Ehrlich machen – in der BRD – möglich?!

Ein Staat, der seine Glaubwürdigkeit verliert, ist ein Unsicherheitsfaktor. Im Inneren seinem eigenen Volk gegenüber. In den Beziehungen zum Ausland der Völkergemeinschaft gegenüber.

Die Justiz der Bundesrepublik Deutschland verliert immer mehr ihre Unabhängigkeit von der Legislative und der Exekutive, wenn Urteile nicht vollstreckt werden. Ein Beispiel sind die rechtsgültig abgelehnten Asylbewerber die sich zu Hunderttausende auf dem Boden der Bundesrepublik Deutschland aufhalten. Selbst wenn dies alles Engel wären, so bleibt die Tatsache bestehen ― der Staat Bundesrepublik Deutschland ist nicht mehr Souverän. Er kommt seiner Schutzfunktion den eigenen Staatsbürgern gegenüber in Teilen nicht nach. Beispiele dafür sind bestehende Parallelgesellschaften in denen nur mit großem Aufwand, wenn überhaupt, die Staatsgewalt aufrecht erhalten werden kann.

Eine besondere Gefahrenquelle sind Ausländer, ob noch Asylbewerber oder bereits „Anerkannte“, die mit dem Messer in der Hand ihren Standpunkt endgültig zum Ausdruck bringen.

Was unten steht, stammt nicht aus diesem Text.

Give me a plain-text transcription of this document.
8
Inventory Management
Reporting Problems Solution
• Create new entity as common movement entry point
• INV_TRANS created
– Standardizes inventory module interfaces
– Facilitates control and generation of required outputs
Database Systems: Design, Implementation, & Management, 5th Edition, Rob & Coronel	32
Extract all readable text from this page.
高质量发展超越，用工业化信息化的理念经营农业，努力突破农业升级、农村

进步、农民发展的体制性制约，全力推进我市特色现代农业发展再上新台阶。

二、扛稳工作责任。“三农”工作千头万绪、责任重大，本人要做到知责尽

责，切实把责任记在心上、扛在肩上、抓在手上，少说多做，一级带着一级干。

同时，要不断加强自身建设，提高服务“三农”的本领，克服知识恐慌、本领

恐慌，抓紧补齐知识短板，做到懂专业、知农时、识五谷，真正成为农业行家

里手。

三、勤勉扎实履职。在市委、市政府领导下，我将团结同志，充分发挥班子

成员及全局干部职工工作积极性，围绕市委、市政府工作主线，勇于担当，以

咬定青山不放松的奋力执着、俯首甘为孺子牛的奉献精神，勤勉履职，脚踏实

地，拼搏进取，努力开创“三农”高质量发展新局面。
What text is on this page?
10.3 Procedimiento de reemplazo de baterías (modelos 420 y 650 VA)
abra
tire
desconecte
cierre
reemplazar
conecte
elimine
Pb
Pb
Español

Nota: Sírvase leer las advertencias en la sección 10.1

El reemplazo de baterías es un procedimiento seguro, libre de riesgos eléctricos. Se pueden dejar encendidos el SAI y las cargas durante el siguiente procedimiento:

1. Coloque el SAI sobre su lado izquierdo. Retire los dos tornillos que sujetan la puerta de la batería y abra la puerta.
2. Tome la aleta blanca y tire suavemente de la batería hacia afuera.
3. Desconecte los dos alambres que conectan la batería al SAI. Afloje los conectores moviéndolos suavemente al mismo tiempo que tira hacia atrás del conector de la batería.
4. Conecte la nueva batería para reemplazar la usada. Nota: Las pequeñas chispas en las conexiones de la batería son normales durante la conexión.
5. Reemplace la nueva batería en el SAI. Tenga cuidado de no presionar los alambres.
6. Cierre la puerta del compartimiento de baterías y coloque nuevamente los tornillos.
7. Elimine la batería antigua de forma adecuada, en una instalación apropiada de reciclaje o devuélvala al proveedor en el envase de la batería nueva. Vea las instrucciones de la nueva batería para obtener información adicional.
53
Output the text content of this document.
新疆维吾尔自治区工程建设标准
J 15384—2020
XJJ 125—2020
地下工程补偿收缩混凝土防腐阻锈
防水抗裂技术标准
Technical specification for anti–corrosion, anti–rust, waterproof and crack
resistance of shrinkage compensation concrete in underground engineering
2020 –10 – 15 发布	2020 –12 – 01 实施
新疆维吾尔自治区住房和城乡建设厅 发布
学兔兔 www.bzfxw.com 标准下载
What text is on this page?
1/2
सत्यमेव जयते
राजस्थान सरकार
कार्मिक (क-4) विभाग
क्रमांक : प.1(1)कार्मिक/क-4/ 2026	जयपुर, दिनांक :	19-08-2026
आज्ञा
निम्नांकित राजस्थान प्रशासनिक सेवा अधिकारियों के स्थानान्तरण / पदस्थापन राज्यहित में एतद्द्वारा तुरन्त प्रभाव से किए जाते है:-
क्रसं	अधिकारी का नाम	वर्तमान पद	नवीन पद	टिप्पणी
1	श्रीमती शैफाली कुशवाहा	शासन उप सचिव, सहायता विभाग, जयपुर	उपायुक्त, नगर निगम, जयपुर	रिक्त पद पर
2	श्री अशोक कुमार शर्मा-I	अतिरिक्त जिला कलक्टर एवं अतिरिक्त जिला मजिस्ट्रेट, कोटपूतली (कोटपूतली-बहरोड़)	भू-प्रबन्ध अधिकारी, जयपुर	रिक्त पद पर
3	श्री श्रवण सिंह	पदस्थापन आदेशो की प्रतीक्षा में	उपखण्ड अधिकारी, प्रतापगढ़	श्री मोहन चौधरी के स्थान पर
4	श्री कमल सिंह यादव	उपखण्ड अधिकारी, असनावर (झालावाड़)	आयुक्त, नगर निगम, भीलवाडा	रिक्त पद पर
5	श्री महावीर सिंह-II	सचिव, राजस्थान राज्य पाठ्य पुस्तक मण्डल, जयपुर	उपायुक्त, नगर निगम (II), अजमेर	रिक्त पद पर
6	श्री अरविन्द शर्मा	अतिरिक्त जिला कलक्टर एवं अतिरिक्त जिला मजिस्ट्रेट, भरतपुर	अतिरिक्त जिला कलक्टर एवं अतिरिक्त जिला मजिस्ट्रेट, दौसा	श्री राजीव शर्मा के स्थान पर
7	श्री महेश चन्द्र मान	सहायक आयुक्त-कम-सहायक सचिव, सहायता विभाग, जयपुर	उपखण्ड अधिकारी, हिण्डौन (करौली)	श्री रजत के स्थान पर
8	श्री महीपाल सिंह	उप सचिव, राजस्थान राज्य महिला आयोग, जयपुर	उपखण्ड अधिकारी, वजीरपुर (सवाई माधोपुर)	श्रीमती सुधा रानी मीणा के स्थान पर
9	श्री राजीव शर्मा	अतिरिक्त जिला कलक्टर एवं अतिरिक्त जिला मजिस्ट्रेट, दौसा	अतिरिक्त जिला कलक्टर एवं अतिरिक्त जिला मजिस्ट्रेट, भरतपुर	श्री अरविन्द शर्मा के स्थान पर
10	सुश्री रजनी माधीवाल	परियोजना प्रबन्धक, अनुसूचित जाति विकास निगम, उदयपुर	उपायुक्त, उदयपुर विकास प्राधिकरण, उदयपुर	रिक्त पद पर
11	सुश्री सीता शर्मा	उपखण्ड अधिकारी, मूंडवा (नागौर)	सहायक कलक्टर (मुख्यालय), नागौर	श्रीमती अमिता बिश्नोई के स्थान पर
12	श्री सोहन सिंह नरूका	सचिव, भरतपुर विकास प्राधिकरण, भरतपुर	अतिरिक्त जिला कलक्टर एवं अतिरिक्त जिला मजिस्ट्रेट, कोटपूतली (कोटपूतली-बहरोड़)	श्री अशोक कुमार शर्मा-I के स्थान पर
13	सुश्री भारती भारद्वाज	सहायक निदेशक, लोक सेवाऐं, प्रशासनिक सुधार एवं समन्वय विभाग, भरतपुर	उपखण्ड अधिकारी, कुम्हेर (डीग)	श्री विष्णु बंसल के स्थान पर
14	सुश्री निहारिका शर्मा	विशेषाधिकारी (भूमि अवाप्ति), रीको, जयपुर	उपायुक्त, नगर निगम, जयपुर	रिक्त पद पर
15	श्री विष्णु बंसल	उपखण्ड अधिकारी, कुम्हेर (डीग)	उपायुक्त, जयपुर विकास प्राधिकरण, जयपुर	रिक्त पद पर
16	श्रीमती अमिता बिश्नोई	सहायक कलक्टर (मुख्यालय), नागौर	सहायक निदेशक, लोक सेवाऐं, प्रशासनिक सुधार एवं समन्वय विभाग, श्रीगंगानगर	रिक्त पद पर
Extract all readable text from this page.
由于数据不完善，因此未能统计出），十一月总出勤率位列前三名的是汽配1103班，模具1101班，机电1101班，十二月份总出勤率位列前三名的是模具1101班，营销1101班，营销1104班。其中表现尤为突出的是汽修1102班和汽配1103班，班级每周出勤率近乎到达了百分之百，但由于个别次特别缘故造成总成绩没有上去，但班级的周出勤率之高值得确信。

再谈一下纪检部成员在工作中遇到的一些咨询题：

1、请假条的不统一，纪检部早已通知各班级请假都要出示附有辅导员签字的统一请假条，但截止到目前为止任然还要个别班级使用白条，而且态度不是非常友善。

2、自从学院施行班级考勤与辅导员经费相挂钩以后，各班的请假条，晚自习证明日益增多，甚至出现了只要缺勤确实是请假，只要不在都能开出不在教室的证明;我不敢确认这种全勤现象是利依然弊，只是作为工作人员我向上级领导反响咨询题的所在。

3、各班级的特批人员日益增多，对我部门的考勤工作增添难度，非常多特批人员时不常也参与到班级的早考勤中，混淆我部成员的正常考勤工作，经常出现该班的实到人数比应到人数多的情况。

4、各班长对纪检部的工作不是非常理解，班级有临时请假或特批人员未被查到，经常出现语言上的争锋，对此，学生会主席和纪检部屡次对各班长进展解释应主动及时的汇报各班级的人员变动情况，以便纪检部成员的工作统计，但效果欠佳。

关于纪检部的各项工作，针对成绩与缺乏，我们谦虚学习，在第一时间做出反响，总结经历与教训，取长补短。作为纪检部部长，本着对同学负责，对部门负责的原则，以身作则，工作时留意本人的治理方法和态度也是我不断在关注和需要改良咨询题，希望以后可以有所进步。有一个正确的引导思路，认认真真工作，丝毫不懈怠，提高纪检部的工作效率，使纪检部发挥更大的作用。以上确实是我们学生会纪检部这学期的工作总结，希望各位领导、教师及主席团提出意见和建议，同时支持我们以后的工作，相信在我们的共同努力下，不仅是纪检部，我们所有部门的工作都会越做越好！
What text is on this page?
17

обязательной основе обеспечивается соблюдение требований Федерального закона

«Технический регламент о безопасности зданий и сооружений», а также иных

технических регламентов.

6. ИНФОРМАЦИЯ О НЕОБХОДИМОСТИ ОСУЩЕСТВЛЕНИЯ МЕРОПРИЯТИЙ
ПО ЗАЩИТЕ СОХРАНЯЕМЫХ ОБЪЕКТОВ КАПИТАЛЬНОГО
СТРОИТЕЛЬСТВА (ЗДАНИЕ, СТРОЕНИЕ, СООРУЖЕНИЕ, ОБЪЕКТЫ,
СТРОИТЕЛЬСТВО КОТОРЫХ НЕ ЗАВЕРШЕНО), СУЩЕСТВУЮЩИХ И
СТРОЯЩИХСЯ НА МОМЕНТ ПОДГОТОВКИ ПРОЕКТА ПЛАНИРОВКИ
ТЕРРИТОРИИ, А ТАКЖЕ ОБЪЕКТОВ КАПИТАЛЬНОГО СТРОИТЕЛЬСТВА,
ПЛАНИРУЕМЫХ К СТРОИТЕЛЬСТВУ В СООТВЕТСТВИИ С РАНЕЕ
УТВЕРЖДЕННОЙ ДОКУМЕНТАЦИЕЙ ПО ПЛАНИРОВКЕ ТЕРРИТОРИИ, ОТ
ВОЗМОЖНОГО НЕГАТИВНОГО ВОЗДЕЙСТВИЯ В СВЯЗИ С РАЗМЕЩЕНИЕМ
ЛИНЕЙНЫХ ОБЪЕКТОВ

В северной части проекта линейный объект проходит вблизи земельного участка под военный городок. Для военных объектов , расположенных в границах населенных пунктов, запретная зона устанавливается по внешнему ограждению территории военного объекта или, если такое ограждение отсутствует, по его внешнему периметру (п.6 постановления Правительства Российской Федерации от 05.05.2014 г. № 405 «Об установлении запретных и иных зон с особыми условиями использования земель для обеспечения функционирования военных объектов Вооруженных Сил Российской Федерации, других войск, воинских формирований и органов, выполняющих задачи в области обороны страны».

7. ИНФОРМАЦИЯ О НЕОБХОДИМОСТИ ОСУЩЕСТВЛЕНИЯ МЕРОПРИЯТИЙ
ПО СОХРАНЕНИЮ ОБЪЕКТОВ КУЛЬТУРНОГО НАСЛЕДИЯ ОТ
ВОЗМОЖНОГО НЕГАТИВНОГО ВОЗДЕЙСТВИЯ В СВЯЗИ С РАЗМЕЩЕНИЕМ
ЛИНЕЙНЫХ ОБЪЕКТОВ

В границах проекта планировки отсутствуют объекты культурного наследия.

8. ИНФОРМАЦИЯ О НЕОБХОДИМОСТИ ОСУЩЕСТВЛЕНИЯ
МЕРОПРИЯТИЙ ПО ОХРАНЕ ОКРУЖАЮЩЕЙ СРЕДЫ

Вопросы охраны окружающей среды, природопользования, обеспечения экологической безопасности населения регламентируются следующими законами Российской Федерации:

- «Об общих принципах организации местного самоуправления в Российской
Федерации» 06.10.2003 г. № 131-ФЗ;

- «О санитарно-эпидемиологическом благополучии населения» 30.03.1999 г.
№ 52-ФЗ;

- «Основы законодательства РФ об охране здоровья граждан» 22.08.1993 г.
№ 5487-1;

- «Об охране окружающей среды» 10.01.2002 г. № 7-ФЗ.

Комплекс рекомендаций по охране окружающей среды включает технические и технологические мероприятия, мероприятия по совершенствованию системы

Alle Faktoren zusammen: Hunderttausende Bürger aus anderen Staaten und Nationen bewegen sich unkontrolliert auf dem Gebiet der Bundesrepublik Deutschland. ― Ganze Bevölkerungsgruppen (Sippen und Stämme) leben und handeln nach ihrem Gesetz, der Scharia – offene Gewalt bis Mord wird an allen Ecken und Enden der Bundesrepublik Deutschland ausgeübt.

Der entscheidende Wendepunkt zu dieser Entwicklung hin wurde von der Rot-Grünen Regierung unter Bundeskanzler Schröder beschlossen.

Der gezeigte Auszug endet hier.